S’il insiste constamment sur les limites des conclusions de la plupart des recherches, tout en nous invitant à faire une lecture consciencieuse de celles-ci, l’auteur réserve finalement tout le dernier chapitre à développer sa thèse sur la nécessaire transformation de l’État-providence. Si je suis restée un peu sur ma faim, je n’ai pas été surprise de ce genre de conclusion très ouverte sur divers possibles, sur une nouvelle sorte d’utopie. Ici, il me semble que les chercheurs du champ de l’action sociale pourraient être incités à débattre.
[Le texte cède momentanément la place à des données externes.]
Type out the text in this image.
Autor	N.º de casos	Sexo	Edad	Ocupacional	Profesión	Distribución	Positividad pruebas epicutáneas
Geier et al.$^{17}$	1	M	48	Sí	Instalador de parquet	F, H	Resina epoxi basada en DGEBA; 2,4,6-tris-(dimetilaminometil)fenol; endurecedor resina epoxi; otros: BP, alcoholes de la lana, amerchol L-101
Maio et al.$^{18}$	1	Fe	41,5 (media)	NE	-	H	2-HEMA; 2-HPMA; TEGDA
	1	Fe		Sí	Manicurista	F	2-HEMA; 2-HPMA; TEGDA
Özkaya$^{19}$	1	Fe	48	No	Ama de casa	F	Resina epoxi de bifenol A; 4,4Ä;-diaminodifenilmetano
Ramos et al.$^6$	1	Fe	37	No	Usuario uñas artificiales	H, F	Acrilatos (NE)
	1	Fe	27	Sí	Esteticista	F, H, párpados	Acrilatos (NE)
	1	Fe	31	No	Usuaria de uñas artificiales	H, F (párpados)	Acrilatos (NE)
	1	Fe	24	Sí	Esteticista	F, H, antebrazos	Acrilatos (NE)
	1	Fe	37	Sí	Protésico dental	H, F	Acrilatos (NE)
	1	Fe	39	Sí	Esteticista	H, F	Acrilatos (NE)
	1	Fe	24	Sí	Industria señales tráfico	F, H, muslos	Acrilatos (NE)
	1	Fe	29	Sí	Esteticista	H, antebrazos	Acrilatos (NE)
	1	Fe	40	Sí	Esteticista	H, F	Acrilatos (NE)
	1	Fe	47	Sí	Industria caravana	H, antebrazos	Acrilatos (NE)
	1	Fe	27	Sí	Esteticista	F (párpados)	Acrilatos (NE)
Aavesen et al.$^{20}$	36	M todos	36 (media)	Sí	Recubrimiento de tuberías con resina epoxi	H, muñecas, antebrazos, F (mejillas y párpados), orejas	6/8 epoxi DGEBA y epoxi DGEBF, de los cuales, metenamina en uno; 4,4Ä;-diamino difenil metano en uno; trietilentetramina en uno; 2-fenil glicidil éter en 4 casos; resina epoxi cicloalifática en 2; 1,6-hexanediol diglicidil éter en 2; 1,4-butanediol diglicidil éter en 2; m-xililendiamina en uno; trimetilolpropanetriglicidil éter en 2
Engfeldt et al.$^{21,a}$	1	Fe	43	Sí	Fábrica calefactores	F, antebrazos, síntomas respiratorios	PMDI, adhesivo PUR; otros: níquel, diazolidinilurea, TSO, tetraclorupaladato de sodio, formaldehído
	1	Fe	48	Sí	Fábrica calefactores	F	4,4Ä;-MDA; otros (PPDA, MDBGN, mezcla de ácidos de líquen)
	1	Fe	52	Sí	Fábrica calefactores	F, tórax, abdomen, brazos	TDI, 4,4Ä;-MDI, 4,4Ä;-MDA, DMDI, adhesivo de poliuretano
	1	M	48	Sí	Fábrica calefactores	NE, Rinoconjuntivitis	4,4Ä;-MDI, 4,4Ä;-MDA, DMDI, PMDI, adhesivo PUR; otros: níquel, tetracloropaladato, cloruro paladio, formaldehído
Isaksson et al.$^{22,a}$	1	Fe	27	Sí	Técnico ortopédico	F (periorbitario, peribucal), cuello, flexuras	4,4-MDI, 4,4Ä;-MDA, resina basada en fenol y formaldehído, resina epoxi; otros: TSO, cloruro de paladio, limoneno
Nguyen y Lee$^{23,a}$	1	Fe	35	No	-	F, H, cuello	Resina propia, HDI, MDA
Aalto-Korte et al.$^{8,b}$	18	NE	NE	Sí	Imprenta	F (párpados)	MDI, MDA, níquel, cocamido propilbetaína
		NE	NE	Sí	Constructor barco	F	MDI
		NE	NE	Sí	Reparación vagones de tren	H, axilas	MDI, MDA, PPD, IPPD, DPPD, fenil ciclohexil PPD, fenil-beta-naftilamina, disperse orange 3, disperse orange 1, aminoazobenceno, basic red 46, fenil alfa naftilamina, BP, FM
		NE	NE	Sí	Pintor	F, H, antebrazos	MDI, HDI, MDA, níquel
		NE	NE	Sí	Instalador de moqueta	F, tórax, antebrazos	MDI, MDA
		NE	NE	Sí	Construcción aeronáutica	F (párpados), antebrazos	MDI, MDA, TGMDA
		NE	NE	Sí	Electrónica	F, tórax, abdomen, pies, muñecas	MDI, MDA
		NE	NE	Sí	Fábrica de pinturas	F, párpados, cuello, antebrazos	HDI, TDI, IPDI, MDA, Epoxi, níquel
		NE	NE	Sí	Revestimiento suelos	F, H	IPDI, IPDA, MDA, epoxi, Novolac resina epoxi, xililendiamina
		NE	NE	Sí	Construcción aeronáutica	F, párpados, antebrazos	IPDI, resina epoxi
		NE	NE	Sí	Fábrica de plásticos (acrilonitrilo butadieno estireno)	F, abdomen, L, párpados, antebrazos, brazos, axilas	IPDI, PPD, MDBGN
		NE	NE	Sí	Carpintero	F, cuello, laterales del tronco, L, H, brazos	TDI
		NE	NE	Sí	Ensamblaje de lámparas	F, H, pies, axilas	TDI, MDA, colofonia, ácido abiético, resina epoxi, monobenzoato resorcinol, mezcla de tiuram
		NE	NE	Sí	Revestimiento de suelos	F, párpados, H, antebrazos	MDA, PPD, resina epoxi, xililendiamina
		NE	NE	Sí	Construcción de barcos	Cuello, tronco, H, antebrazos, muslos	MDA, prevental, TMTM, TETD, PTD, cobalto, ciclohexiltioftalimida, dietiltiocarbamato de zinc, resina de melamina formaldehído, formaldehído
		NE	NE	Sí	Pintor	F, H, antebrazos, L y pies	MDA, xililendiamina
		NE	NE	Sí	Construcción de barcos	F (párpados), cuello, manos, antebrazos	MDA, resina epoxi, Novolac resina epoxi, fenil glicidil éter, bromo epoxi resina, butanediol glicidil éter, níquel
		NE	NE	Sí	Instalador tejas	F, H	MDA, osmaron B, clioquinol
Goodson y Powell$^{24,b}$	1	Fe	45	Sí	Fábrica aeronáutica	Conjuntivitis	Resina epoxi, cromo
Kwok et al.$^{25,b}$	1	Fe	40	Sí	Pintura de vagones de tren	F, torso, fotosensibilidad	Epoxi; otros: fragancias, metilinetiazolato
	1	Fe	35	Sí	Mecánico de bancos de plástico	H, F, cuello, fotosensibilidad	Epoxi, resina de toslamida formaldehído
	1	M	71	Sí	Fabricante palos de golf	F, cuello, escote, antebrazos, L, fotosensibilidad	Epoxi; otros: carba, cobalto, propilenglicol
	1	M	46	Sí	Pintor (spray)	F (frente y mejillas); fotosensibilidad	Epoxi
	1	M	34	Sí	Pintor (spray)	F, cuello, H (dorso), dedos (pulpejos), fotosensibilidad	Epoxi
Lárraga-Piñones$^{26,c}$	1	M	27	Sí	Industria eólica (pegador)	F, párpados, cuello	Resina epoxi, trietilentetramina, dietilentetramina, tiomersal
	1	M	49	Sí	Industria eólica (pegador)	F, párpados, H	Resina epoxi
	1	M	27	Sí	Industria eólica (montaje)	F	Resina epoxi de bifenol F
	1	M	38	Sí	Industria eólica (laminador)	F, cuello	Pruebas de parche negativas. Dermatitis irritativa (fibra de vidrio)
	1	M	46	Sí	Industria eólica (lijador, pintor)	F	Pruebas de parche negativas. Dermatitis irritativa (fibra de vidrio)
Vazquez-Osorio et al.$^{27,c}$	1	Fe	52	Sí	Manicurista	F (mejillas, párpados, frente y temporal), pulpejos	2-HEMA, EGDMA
En somme, ce livre a l’étoffe d’un manuel d’où l’on sort mieux outillé sur les plans théorique, historique et méthodologique et, en ce sens, il s’adresse tant aux étudiants spécialisés des politiques sociales qu’à un public intéressé à leur nécessaire transformation. Pour ces raisons, ce livre est d’un apport exceptionnel et je le recommande. Paradoxalement, il fait la vie dure au monde de la recherche qui ne nous propose pas de solutions nettes au problème récurrent de l’État et de l’efficacité des politiques dans la lutte contre la pauvreté et l’exclusion, loin de là. Mais peut-on encore s’attendre à des solutions miracles dans le cadre strict du système providentialiste où seuls l’État et le marché ont jusqu’ici été dans la mire, alors que les familles, les communautés et les entreprises sociales n’y jouent encore à peu près jamais de rôles significatifs. C’est la question qui reste en suspens à la fin de ce bon livre.